Os mais emotivos tem facilidade para deixarem fluir as emoções e alguma dificuldade para organizar estes sentimentos que podem estar confusos. Os mais racionais, já sabem de cór seus porquês com dificuldades de entrar em contato com a emoção. Essa chegada precisa ser apoiada, pois muitas vezes quem procura uma terapia, já passou por uma barreira que é a de procurar ajuda. Nem sempre é fácil, admitir que se precisa de ajuda, passar por cima do orgulho e talvez de algumas crenças do tipo: “terapia é coisa de maluco!”

Aí entramos no conceito do que é ser normal e do que é patológico. O que parece no senso comum, é como se tivesse algo certo e algo errado com as pessoas e a terapia fosse para consertar quem está errado. Como um carro que chega no mecânico para trocar uma peça. Dentro da Psicologia, não existe este julgamento sobre as pessoas e eventos. Cada um tem sua forma única, original e peculiar de ser, e encontra sua forma de expressar aquilo que é, levando à realização de seu ser no mundo. Então o psicólogo não vai dizer o que a pessoa precisa fazer ou mudar. Uma crise ou doença pode aparecer com um intuito de trazer a força de cura e de superação para alguém. O psicólogo apenas acompanha, dando devoluções, espelha para o outro se ver melhor, procura ampliar percepções, mostrar outros lados, algumas vezes orienta. O relacionamento do terapeuta com o cliente vai ser um dos aspectos mais importantes nesse processo. É dessa interação entre dois seres humanos, duas personalidades que vai surgir algo novo. A confiança, a empatia, a afetividade criam um campo para um mergulho que não é só do cliente, mas do terapeuta também.
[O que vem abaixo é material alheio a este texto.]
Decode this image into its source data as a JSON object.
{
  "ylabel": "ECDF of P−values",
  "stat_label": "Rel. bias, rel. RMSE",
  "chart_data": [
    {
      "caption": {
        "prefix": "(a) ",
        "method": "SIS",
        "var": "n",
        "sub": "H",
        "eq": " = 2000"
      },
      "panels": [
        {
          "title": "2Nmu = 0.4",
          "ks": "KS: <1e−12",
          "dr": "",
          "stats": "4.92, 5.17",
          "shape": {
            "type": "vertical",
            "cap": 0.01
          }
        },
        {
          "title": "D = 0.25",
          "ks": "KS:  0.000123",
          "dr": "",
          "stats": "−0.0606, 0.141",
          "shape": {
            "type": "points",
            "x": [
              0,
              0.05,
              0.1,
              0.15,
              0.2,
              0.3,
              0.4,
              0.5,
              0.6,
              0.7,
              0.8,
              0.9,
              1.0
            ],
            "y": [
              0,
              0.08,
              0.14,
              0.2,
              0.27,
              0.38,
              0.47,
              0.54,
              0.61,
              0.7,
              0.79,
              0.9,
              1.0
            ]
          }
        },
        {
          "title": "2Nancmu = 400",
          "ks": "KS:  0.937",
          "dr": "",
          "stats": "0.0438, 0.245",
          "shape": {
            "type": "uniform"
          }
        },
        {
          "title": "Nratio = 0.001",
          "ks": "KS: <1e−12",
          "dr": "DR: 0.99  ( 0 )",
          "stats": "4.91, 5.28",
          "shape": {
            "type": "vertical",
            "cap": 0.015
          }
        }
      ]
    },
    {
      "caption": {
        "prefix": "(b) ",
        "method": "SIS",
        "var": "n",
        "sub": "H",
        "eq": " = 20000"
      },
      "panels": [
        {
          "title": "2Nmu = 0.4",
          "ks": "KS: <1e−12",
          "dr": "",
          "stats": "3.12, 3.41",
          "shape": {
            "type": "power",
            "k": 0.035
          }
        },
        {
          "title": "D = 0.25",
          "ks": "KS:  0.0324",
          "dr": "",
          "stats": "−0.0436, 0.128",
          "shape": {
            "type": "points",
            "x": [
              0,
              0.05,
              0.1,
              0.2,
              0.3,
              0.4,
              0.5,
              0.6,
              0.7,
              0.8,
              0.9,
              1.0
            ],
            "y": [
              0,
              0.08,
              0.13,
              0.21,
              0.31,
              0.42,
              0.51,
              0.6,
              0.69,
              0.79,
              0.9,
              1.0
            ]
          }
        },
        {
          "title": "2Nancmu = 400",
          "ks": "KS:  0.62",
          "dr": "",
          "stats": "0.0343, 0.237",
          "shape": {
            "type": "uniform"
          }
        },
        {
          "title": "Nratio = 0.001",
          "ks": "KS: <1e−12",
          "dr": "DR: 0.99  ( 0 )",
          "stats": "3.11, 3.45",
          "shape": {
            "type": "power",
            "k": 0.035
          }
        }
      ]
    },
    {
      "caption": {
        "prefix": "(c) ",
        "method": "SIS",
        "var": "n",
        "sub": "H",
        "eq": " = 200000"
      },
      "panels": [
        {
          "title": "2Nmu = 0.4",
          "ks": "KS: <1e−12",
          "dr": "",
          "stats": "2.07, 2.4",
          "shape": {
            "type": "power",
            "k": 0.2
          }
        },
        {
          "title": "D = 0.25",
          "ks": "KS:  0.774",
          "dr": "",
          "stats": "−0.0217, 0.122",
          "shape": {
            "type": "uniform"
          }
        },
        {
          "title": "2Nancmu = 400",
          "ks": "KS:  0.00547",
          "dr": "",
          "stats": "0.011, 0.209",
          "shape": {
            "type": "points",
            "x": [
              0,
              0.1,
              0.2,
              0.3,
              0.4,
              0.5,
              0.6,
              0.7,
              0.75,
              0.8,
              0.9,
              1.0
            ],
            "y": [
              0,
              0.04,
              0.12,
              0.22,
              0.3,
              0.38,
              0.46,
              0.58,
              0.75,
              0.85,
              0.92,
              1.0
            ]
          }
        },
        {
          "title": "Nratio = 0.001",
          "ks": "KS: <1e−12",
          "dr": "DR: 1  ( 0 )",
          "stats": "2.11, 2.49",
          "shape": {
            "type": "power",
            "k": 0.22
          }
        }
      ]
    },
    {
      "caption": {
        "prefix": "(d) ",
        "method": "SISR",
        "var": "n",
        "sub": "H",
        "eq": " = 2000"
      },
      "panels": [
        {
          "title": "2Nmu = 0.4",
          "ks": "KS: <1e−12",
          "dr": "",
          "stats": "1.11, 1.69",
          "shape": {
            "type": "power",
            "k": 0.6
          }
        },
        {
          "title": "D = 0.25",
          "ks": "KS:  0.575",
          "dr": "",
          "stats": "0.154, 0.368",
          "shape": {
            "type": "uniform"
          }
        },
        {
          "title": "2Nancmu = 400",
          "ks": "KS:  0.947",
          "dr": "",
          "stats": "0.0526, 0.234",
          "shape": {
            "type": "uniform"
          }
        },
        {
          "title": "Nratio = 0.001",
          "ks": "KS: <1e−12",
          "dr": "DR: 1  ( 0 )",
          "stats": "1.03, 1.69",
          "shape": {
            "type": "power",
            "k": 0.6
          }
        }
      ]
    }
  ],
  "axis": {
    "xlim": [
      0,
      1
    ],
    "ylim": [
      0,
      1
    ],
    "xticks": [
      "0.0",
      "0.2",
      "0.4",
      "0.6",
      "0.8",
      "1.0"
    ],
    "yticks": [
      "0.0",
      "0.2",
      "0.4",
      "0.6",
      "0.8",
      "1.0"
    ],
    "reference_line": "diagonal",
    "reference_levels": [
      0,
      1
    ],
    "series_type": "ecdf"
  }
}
O segundo estágio da terapia é o da elucidação, onde aspectos que estavam inconscientes vem à tona. O cliente pode trazer sonhos para a terapia, que trazem mensagens do inconsciente, símbolos que guiam para além da mente consciente e racional.  O terapeuta pode introduzir também um trabalho com arte, onde é possível facilitar a vinda de imagens do inconsciente. A arteterapia possibilita a criação de imagens e símbolos que fazem a ligação entre o consciente e o inconsciente. Desenho, pintura, escultura, corte e colagem, escrita, dentre outras são ferramentas que tornam conteúdos antes não acessíveis, manifestos e palpáveis. Quando conseguimos nomear ou trazer forma, continente, cor, som, para nossas questões e conviver com elas dessa forma lúdica, podem vir soluções criativas antes não vislumbradas.

No terceiro estágio da terapia, ocorre uma certa forma de educação. Compreender as expressões, o processo e as passagens da vida trazem lições aprendidas, insights sobre sua forma de ser e viver, levam a uma possibilidade de reeducação. Mudanças de padrões começam aí, com um tanto de conhecimento sentido e integrado.  A união do que se pensa com o que se sente, cria uma força de mudança mais efetiva. O curador interno do cliente é desperto e ele passa a depender cada vez menos do terapeuta para encontrar saídas.

O quarto estágio é o da transformação, onde é possível tornar-se aquilo que se é. Um reencontro consigo mesmo, onde o ciclo se completa. Para aqueles que pensam que terapia não tem fim, aqui vai o fechamento: quando o cliente é capaz de seguir sozinho com seu processo de individuação, que é o processo de se tornar inteiro. Maturidade, segurança, confiança, amor próprio, centramento e relaxamento são alguns méritos dessa conquista. Esse trabalho requer tempo, esforço, comprometimento, continuidade  e algum sacrifício.